At the time of the profile, Warren was working for the New York Globe. In 1909 and 1910 Warren’s articles appeared nationally in newspapers such as the Los Angeles Herald, Ogden Standard and San Francisco Call.

According to American Newspaper Comics (2012), Warren produced three series for the New York Evening Telegram: Mr. and Mrs. Garden Green (1907), The Holmes’ at Home (1907), and Mr. Exchange Ad (1908). For the New York Herald, Warren did Jack and Jill in Fairyland in 1910.

The 1910 U.S. Federal Census recorded newspaper writer Warren and French wife, Regine, in Manhattan, New York City, at 145 East 32nd Street. They had been married eight years.

In 1911 Warren copyrighted numerous works.

On June 10, 1914, Warren returned from a trip to Europe where he departed from Le Havre, France. His final destination was listed as Oradell, New Jersey.

Warren was one of the experts in the April 1915 issue of Associated Advertising’s article, “Four Experts Talk Advertising Copy”.

In the 1920 census, Warren and his wife were residents of Ridgewood, New Jersey. Warren had been naturalized and was an advertising writer.

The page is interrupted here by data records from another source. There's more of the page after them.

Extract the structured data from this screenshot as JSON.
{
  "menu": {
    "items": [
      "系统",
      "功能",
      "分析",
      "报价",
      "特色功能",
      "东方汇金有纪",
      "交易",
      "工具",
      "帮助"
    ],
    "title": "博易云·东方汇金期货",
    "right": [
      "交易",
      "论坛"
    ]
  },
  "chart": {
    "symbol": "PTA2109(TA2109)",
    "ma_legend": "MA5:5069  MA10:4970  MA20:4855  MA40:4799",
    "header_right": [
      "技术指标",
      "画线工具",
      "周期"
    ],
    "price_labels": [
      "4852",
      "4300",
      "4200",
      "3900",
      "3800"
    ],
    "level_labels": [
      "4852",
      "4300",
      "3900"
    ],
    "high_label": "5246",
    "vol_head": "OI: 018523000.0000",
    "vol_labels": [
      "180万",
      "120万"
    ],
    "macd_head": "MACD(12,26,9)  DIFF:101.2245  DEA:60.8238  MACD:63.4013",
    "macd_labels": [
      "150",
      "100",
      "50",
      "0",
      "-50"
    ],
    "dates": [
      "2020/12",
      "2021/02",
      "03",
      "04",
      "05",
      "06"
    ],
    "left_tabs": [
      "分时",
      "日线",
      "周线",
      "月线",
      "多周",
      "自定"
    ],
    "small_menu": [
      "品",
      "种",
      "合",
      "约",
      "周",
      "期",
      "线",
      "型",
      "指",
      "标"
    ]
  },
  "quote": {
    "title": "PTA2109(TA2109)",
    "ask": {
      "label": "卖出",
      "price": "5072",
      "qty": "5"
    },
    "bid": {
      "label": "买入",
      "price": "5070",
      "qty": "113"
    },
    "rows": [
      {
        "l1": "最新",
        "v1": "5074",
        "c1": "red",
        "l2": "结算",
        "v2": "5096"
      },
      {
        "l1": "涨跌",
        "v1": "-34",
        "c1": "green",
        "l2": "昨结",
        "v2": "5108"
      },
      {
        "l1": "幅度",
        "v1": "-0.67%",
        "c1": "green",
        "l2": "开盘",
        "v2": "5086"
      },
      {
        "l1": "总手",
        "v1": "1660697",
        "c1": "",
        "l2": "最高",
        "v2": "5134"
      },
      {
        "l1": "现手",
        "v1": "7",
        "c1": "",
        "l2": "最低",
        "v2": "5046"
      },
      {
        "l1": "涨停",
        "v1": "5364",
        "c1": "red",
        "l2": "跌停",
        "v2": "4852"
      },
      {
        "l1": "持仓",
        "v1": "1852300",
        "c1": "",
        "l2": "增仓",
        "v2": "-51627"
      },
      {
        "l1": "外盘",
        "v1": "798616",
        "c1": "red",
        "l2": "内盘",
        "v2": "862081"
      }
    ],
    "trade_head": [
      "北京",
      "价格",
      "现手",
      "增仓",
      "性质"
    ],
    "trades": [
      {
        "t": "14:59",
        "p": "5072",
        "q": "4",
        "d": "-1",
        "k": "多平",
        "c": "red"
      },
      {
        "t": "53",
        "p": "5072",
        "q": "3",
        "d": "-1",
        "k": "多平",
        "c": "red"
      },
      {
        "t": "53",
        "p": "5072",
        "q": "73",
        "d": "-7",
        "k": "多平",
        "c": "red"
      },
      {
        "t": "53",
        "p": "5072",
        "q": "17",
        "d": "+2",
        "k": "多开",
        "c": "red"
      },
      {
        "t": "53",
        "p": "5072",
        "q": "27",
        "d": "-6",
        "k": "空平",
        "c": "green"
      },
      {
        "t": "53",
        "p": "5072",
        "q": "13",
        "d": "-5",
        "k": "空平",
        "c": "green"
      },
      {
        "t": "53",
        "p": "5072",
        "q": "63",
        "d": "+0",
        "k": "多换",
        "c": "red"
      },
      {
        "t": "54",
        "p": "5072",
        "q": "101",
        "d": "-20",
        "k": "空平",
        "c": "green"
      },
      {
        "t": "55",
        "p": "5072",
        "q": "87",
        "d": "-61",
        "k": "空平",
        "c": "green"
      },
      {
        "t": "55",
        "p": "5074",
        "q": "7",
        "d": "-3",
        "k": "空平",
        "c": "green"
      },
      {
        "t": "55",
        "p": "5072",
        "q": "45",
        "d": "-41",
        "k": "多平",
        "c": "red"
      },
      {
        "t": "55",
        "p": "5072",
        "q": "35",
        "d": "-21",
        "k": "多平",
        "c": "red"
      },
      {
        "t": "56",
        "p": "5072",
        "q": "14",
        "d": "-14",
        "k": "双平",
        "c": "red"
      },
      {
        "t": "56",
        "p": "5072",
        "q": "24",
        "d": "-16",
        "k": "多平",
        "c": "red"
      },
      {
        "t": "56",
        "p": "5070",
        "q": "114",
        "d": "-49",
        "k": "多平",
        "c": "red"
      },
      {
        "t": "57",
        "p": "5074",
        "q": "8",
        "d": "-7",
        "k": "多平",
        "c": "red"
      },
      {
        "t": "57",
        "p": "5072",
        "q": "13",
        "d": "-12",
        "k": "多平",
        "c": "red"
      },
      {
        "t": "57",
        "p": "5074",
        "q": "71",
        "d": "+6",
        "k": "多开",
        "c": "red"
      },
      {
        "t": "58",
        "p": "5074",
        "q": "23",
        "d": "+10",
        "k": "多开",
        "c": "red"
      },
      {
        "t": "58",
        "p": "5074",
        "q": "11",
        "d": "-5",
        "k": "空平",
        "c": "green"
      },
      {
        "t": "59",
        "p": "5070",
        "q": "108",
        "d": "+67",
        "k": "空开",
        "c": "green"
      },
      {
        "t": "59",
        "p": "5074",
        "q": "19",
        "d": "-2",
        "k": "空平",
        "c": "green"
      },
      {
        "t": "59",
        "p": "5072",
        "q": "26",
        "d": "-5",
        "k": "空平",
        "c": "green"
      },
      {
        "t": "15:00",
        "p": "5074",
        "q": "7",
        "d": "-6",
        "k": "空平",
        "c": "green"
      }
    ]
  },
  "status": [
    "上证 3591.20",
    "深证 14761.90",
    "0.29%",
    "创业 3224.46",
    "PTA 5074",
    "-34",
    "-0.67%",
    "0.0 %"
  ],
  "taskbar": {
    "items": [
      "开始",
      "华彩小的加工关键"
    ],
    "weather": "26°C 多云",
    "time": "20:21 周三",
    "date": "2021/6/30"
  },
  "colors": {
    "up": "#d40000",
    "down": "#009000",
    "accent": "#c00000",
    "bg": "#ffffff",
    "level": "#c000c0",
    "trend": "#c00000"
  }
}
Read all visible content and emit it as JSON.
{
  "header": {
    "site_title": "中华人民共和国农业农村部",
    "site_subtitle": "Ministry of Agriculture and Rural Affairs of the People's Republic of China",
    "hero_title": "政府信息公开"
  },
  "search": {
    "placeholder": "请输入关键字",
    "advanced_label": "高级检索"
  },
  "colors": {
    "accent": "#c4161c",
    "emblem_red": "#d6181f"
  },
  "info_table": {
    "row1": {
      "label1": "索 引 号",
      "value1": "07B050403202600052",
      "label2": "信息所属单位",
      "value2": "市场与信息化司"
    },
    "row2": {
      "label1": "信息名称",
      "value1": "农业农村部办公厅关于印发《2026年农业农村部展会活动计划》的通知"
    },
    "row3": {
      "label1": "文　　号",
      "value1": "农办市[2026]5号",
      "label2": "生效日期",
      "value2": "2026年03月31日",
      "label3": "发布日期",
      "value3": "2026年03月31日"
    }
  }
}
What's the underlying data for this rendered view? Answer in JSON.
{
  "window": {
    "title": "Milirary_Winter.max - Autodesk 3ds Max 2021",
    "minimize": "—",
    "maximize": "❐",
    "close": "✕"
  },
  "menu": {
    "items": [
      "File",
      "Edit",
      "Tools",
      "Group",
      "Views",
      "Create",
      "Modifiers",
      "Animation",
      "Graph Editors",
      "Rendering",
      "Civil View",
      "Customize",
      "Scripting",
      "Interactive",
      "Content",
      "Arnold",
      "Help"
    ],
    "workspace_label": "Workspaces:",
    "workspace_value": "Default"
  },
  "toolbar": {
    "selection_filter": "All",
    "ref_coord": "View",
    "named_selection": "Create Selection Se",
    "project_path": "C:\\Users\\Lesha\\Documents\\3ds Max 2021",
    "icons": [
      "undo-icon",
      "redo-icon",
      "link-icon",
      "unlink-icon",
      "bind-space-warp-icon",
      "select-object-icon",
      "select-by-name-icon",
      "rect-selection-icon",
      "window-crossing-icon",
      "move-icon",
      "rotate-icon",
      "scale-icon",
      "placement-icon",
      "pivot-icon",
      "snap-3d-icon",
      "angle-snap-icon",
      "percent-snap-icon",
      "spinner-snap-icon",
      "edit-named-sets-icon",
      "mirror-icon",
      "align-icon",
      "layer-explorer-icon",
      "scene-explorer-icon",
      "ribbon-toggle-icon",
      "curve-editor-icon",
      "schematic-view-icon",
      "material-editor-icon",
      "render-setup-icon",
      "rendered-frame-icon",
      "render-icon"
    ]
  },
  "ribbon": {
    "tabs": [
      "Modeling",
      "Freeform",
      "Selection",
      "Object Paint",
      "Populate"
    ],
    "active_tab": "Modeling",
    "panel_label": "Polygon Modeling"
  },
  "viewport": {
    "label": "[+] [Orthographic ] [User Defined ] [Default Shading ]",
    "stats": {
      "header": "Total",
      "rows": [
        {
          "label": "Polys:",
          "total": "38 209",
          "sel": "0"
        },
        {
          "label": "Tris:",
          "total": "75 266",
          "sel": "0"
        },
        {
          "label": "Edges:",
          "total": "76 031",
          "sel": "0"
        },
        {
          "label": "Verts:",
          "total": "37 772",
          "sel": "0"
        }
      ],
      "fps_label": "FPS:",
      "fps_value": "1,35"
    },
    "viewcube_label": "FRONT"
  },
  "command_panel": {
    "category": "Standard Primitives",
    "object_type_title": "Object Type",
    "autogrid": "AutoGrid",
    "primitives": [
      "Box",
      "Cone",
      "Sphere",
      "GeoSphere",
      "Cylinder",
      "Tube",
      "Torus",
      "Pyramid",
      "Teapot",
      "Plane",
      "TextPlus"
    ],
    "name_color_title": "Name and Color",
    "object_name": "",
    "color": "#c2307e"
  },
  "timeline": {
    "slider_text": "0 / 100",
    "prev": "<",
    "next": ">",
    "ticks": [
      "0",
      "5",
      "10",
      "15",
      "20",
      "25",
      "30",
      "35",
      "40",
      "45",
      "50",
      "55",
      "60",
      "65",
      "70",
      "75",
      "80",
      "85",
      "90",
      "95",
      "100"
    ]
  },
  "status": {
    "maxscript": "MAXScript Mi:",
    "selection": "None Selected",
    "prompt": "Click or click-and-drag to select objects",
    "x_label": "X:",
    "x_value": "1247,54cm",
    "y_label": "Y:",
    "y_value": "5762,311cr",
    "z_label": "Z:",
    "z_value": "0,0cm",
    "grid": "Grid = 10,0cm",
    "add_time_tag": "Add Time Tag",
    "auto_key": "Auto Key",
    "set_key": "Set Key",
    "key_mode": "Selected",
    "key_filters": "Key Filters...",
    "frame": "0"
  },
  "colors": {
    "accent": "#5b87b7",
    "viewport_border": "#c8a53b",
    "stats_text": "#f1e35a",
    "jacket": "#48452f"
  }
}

In 1926 Doubleday, Page & Company published The Romance of Design by Warren in collaboration with Horace B. Cheney.

Warren has not yet been found in the 1930 census.

A passenger list at Ancestry.com said Warren was in Europe from 1931 to 1933. He returned September 30, 1933, and his home address was 9 West 76th Street, New York, New York.

Warren passed away May 27, 1937, in Hackensack, New Jersey, as reported by The New York Times on May 29.

Garnet Warren, illustrator and writer, died yesterday afternoon of an intestinal disorder at Hackensack Hospital here. Mr. Warren, who was 64 years old, resided on East Saddle River Road, Upper Saddle River.

Born in England, Mr. Warren received his education in Sydney, Australia, and returned to his birthplace as a youth. He drew cartoons for Punch and other publications before coming to this country in 1900. He was cartoonist and writer of special articles on the old New York Evening Telegram and New York Herald. In later years he was an advertising copy writer. At his death he was devoting himself to research for a historical novel.

His widow, Mrs. Juliette Warren, survives.
It’s not clear if Warren had remarried or the Times had the wrong name for his wife, Regine who, in the 1940 census, was a widow in Ramsey, New Jersey.